There is no right to appeal a decision regarding remissions within the Employment Tribunals and the Employment Appeal Tribunal Fees Order 2013 (SI 2013/1893), however if your remission application is rejected, then the HMRC guidance booklet describes an internal appeal process. In the first instance the applicant can appeal to the Delivery Manager by the date set out in the Tribunal Offices rejection letter, explaining why they do not agree. They must provide the evidence originally issued with the application but are also permitted to enclose fresh evidence. This can be a boon if part of the initial rejection was due to the lack of evidence being enclosed originally, particularly if that evidence is now available. If this appeal is rejected then the applicant can then write to the Operations Manager following the same procedure as before.

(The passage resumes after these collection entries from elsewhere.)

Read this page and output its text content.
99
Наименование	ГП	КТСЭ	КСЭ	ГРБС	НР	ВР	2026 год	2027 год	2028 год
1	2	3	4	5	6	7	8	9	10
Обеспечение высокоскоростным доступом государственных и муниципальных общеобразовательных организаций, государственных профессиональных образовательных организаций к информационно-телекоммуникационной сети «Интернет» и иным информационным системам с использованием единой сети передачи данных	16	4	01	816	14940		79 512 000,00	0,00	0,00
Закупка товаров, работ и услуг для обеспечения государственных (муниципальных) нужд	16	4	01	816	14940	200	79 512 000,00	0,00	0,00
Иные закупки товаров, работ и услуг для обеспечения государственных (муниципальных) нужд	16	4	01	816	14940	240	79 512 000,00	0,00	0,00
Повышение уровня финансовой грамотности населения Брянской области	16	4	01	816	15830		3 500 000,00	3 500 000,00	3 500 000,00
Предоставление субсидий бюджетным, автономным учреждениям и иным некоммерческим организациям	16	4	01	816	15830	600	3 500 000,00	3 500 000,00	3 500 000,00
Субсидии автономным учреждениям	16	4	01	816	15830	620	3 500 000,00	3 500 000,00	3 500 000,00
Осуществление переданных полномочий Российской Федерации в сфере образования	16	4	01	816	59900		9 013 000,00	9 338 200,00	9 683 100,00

The Operations Manger’s decision is final and cannot be appealed.
Whilst there is a clear drop in the number of applications being made to Employment Tribunals, which as my colleague previously blogged, is being re-challenged by UNISON, this does not mean that the claims were spurious previously. All the early indicators are that aggrieved employees are turning to the county courts instead to settle their dispute. It may be sooner, rather than later before the government is forced to re- address this clear obstacle to an employee’s access to justice; UNISONs judicial review challenge is being heard as this blog is being published so we will just have to watch this space.